Weekly Wire
Weekly Alibi Which Host Has the Most?

By Devin D. O'Leary

MAY 10, 1999:  They've had a little over a month to settle into their new jobs, so I guess it's time to issue a little progress report on our TV talk show hosts du jour: Craig Kilborn and Jon Stewart.

Kilborn, of course, dipped his wick into the world of professional talk shows by hosting Comedy Central's "The Daily Show"--an irreverent send-up of nightly news programs. Thanks to Kilborn and the show's crack staff of media wags, "The Daily Show" became a cult favorite, quickly surpassing "Saturday Night Live" in the area of TV news satire (not a hard task now that gruff frat boy Colin Quinn has taken over "SNL's" Weekend Update anchor position).

Once the show became a breakout hit, Kilborn found himself courted by the big broadcast boys at CBS to take over for Tom Snyder in the sinking, post-Letterman time-slot. Kilborn, naturally, jumped ship, and fans worried who could possible replace Kilbie behind the "Daily Show" desk. CC execs came up with a coup and paid big bucks to land comedian/occasional movie star Jon Stewart.

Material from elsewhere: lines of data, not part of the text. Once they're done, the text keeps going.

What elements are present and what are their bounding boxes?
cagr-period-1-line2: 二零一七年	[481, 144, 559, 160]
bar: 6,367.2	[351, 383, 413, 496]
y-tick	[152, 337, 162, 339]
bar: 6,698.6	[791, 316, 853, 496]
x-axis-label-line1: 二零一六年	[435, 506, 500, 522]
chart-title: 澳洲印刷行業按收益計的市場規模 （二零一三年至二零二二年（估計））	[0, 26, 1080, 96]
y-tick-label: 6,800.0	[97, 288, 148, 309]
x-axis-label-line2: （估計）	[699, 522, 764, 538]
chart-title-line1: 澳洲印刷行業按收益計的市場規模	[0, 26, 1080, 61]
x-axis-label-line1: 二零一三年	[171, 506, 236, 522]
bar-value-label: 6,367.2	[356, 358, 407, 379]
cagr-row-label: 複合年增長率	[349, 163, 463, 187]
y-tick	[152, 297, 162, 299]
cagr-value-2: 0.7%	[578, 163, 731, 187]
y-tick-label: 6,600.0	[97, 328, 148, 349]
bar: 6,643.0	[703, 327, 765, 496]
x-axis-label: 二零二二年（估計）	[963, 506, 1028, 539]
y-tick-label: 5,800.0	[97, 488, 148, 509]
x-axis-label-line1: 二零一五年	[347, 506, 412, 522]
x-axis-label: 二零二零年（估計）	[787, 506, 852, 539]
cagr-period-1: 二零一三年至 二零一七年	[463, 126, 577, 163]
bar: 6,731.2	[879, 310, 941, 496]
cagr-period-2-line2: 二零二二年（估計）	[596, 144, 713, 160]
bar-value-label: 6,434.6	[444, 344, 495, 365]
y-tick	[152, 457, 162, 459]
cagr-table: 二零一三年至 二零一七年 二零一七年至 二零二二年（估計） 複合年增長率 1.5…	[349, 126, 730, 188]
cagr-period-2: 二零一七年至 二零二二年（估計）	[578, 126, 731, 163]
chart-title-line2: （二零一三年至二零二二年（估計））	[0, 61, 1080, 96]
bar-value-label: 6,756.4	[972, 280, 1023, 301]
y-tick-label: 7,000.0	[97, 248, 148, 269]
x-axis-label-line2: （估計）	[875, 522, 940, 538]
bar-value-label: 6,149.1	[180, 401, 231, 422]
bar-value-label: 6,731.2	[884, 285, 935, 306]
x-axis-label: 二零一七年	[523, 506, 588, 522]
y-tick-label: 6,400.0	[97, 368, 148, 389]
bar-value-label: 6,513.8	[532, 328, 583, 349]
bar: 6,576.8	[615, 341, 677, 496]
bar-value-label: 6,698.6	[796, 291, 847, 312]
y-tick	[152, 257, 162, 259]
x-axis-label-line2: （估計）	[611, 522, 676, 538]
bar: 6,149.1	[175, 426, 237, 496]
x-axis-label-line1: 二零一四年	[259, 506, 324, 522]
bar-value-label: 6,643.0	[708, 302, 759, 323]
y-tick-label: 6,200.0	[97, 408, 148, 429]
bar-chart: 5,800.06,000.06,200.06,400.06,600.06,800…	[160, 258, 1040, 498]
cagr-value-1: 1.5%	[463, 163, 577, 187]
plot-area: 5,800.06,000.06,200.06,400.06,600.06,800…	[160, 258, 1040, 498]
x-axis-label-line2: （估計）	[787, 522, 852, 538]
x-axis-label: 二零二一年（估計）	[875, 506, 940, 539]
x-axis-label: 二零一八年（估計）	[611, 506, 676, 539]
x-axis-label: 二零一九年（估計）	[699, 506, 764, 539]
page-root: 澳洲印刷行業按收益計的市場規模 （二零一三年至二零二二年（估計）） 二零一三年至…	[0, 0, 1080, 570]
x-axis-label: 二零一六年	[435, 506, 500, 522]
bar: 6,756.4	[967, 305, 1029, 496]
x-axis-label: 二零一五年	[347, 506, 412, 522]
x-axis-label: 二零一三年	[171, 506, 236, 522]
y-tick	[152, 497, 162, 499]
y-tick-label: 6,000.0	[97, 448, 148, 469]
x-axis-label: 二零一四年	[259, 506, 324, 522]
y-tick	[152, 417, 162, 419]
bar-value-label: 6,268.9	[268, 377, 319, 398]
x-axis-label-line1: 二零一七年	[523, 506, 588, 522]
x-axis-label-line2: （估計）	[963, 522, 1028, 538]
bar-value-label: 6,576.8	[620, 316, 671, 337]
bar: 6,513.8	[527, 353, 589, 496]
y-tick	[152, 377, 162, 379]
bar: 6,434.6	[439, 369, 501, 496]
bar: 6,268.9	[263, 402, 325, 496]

Kilborn's transition to CBS has been a rocky one. On basic cable, Kilborn's snarky attitude came off as edgy. Now that he's playing with the big boys, it seems affected and smug. He's never been a professional interviewer, and "The Daily Show" never required him to be. Now that he's actually forced to talk to guests (a sub-par selection thus far), he seems uncomfortable--a trait that could change with time. Kilborn's new set for "The Late, Late Show" doesn't seem to be helping matters. The standard talk show set (desk, couch, fake window overlooking fake Los Angeles skyline) feels dark and claustrophobic.

Kilborn's biggest problem is his dogged retention of old "Daily Show" gags. Having Kilborn read the day's headlines is a weary throwback to his old gig. Without the "Daily Show" writers, it's just not as funny. Dennis Miller ground his act into the dirt by dragging his old "SNL" Weekend Update gag along to every talk show he ever hosted. Kilborn would be advised to dump it. Similarly, the once hilarious "Five Questions" segment in which Special K grills guests on silly trivia seems out of place. It made sense on "The Daily Show" since guests only appeared for about three minutes, and the rapid-fire quiz was a funny way of dealing with the truncated time. Tossing out "Five Questions" after Kilborn has already talked to a guest for 10 minutes or so is a little weird--it's really just "Five More Questions."

Jon Stewart, on the other hand, has weathered his new hosting duties over at "The Daily Show" admirably. Whereas Kilborn has grown more cocky and phony, Stewart has unleashed an energetic, eager-to-please charm. Stewart's versatility has given a shot of fresh air to "The Daily Show." Stewart is at once funny, rude and self-deprecating and has displayed an unerring ability to "read" his audience.

Kilborn's report card: C--Needs improvement.

Stewart's report card: A--Plays well with others.